Despite another putrid year of earnings and sales at Supervalu, the three chief executive officers who have led the troubled Eden Prairie, MN retailer/wholesaler received a combined $12.68 million in compensation according to recent Security and Exchange Commission (SEC) filings.
Former CEO Craig Herkert, who was fired last July from Supervalu after slightly more than three years at the helm, was paid $4.69 million in fiscal 2012, up 23 percent from the previous year. That included $375,000 in base salary and an additional $1.39 million in stock and option awards. The majority of Herkert’s compensation, $2.75 million, was paid as severance.
After Herkert’s departure, non-executive chairman Wayne Sales stepped in as CEO (Sales was responsible for bringing Herkert on board in 2009).
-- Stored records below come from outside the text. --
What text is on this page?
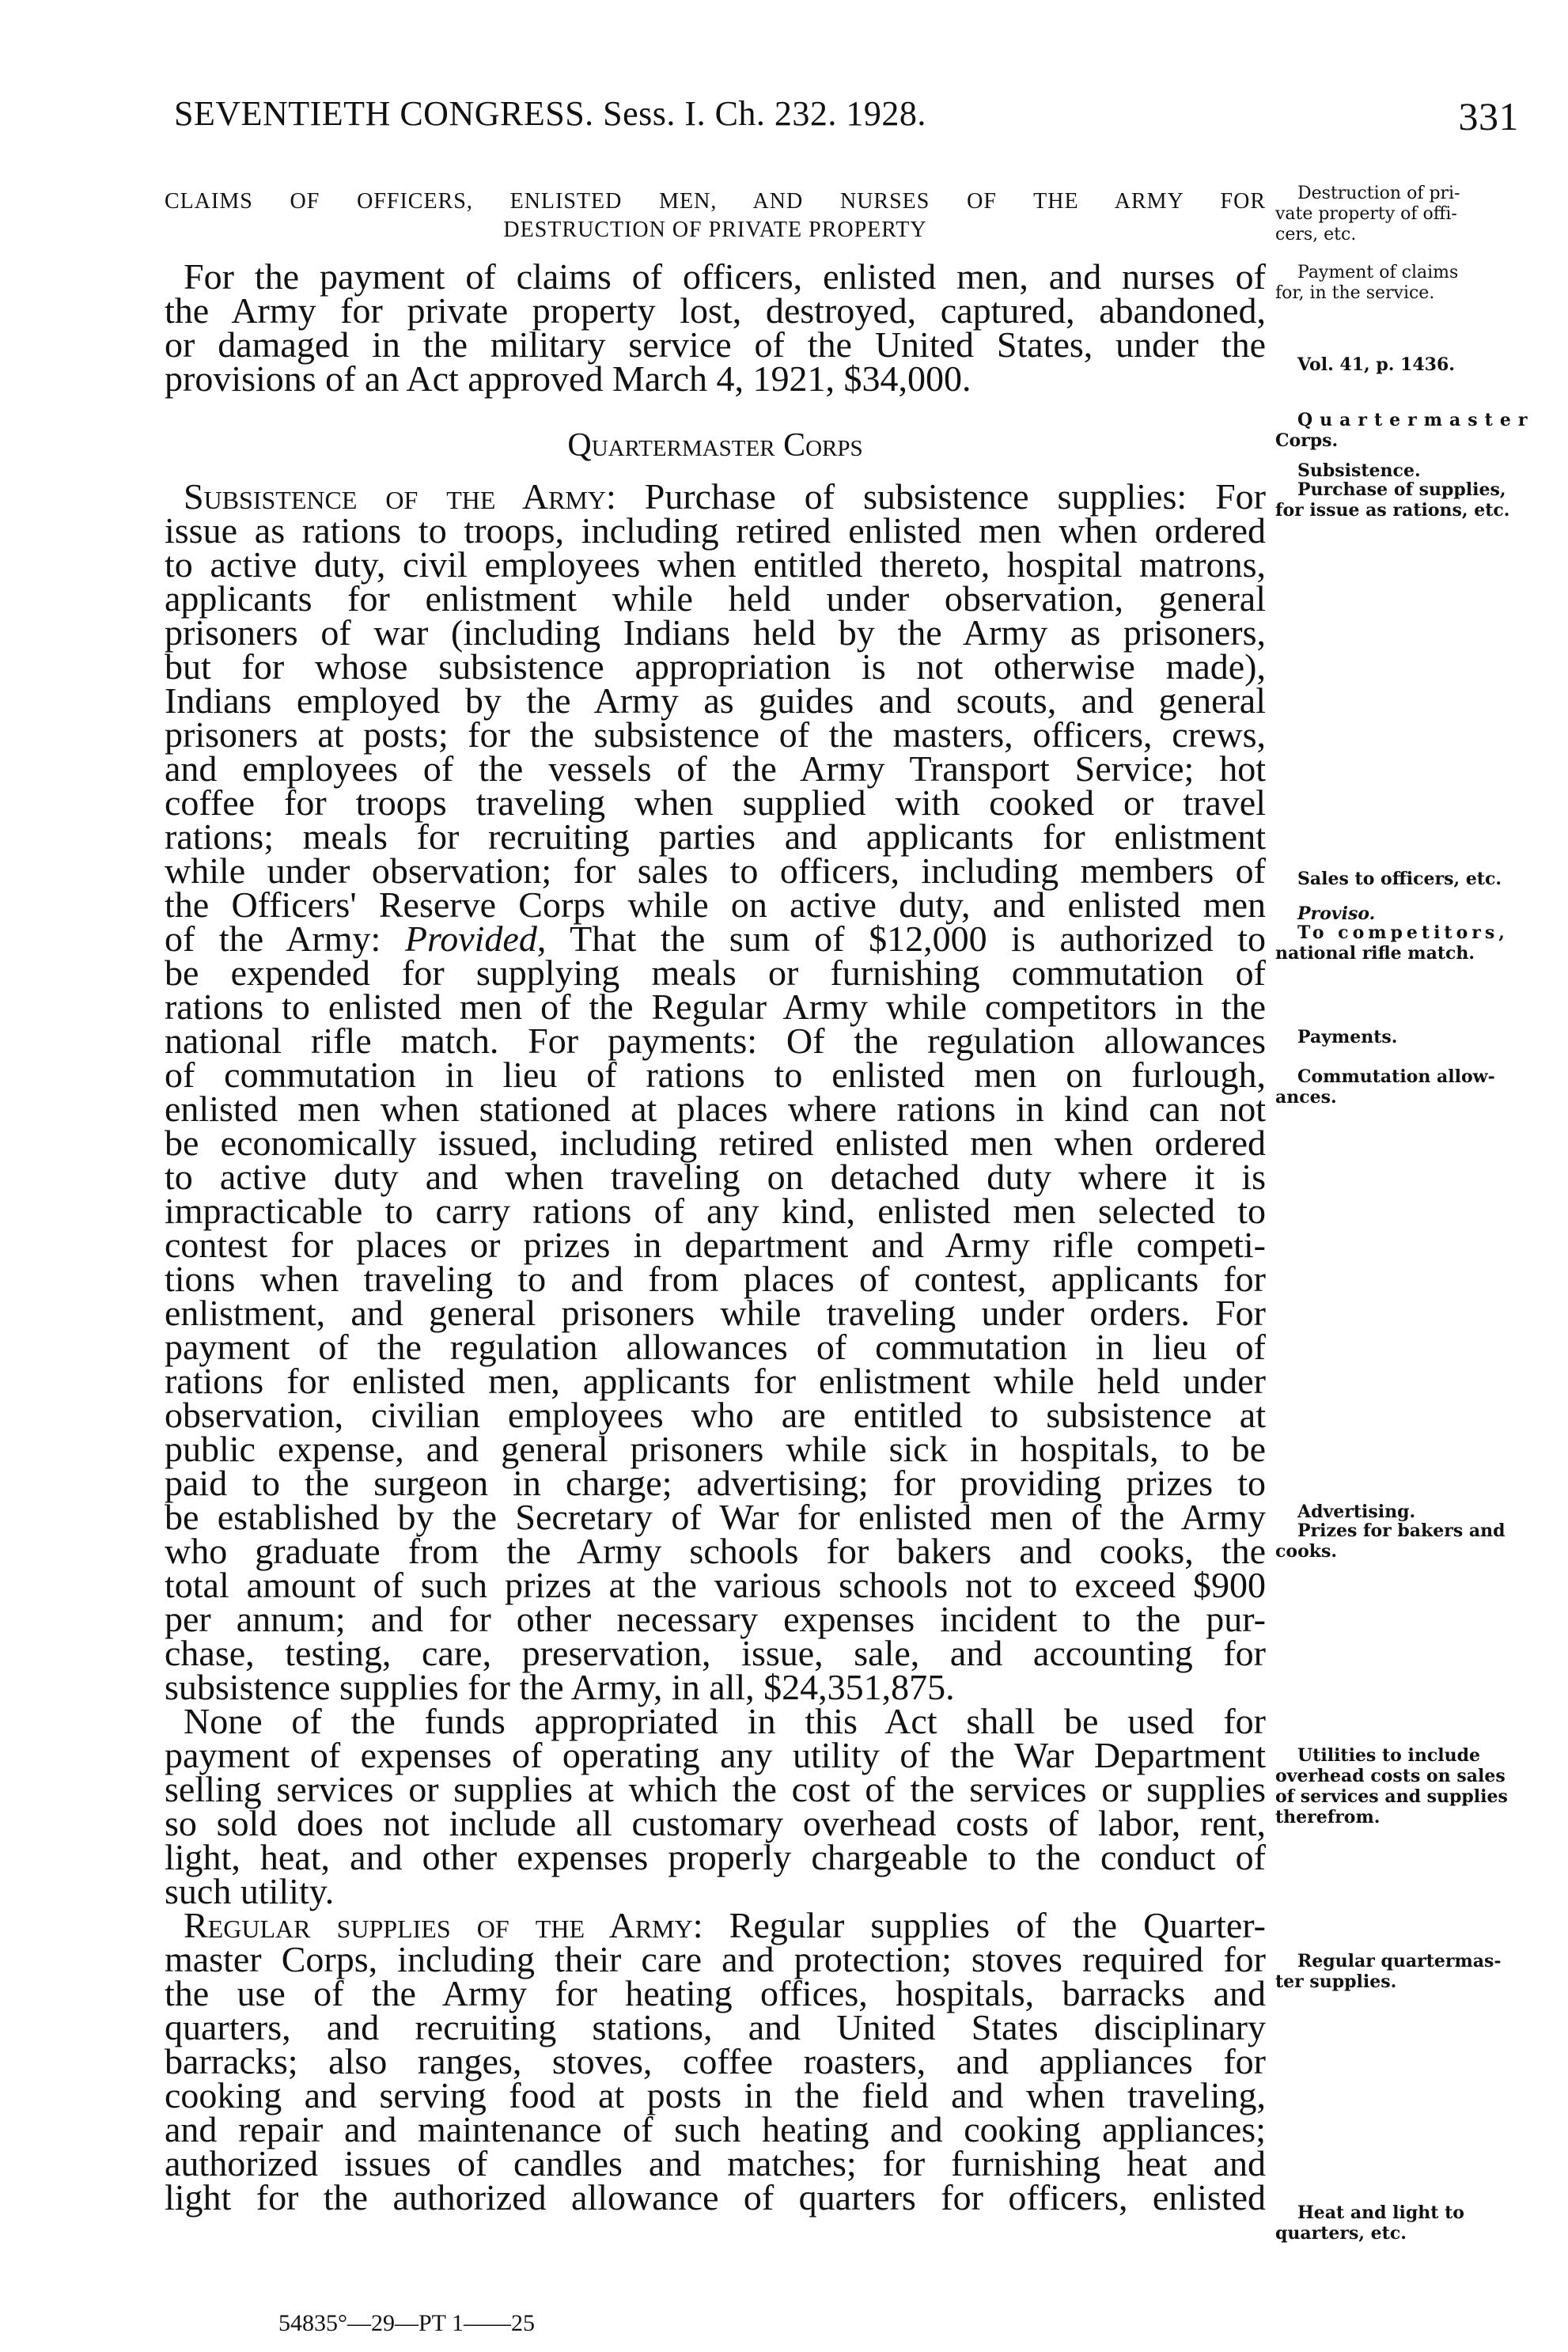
SEVENTIETH CONGRESS. Sess. I. Ch. 232. 1928.	331
CLAIMS OF OFFICERS, ENLISTED MEN, AND NURSES OF THE ARMY FOR
DESTRUCTION OF PRIVATE PROPERTY
For the payment of claims of officers, enlisted men, and nurses of
the Army for private property lost, destroyed, captured, abandoned,
or damaged in the military service of the United States, under the
provisions of an Act approved March 4, 1921, $34,000.
Quartermaster Corps
Subsistence of the Army: Purchase of subsistence supplies: For
issue as rations to troops, including retired enlisted men when ordered
to active duty, civil employees when entitled thereto, hospital matrons,
applicants for enlistment while held under observation, general
prisoners of war (including Indians held by the Army as prisoners,
but for whose subsistence appropriation is not otherwise made),
Indians employed by the Army as guides and scouts, and general
prisoners at posts; for the subsistence of the masters, officers, crews,
and employees of the vessels of the Army Transport Service; hot
coffee for troops traveling when supplied with cooked or travel
rations; meals for recruiting parties and applicants for enlistment
while under observation; for sales to officers, including members of
the Officers' Reserve Corps while on active duty, and enlisted men
of the Army: Provided, That the sum of $12,000 is authorized to
be expended for supplying meals or furnishing commutation of
rations to enlisted men of the Regular Army while competitors in the
national rifle match. For payments: Of the regulation allowances
of commutation in lieu of rations to enlisted men on furlough,
enlisted men when stationed at places where rations in kind can not
be economically issued, including retired enlisted men when ordered
to active duty and when traveling on detached duty where it is
impracticable to carry rations of any kind, enlisted men selected to
contest for places or prizes in department and Army rifle competi-
tions when traveling to and from places of contest, applicants for
enlistment, and general prisoners while traveling under orders. For
payment of the regulation allowances of commutation in lieu of
rations for enlisted men, applicants for enlistment while held under
observation, civilian employees who are entitled to subsistence at
public expense, and general prisoners while sick in hospitals, to be
paid to the surgeon in charge; advertising; for providing prizes to
be established by the Secretary of War for enlisted men of the Army
who graduate from the Army schools for bakers and cooks, the
total amount of such prizes at the various schools not to exceed $900
per annum; and for other necessary expenses incident to the pur-
chase, testing, care, preservation, issue, sale, and accounting for
subsistence supplies for the Army, in all, $24,351,875.
None of the funds appropriated in this Act shall be used for
payment of expenses of operating any utility of the War Department
selling services or supplies at which the cost of the services or supplies
so sold does not include all customary overhead costs of labor, rent,
light, heat, and other expenses properly chargeable to the conduct of
such utility.
Regular supplies of the Army: Regular supplies of the Quarter-
master Corps, including their care and protection; stoves required for
the use of the Army for heating offices, hospitals, barracks and
quarters, and recruiting stations, and United States disciplinary
barracks; also ranges, stoves, coffee roasters, and appliances for
cooking and serving food at posts in the field and when traveling,
and repair and maintenance of such heating and cooking appliances;
authorized issues of candles and matches; for furnishing heat and
light for the authorized allowance of quarters for officers, enlisted
Destruction of pri-
vate property of offi-
cers, etc.
Payment of claims
for, in the service.
Vol. 41, p. 1436.
Quartermaster
Corps.
Subsistence.
Purchase of supplies,
for issue as rations, etc.
Sales to officers, etc.
Proviso.
To competitors,
national rifle match.
Payments.
Commutation allow-
ances.
Advertising.
Prizes for bakers and
cooks.
Utilities to include
overhead costs on sales
of services and supplies
therefrom.
Regular quartermas-
ter supplies.
Heat and light to
quarters, etc.
54835°—29—PT 1——25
For his nine-month tour, Sales was paid $5.28 million, which included a bonus of $1.63 million, stock awards of $2.74 million, and a base salary of $865,000. Sales also was also scheduled to receive as much as $12.8 million as a “golden parachute.”
While Sales “earned” an exorbitant amount in his brief tenure, he (and financial advisors Goldman, Sachs and Greenhill & Co.) did find a buyer for Supervalu (Cerberus Capital Management). Prior to the March 21 closing of the deal, Sam Duncan was hired first as a consultant, and then as CEO of Supervalu in February. Duncan’s compensation in fiscal 2012 was $2.71 million (a $500,000 bonus and $2.1 million in option awards).
Contrasting to the large financial packages offered to the three CEOs and other current and former senior executives, Supervalu has aggressively sought to cut personnel and restrict other benefits.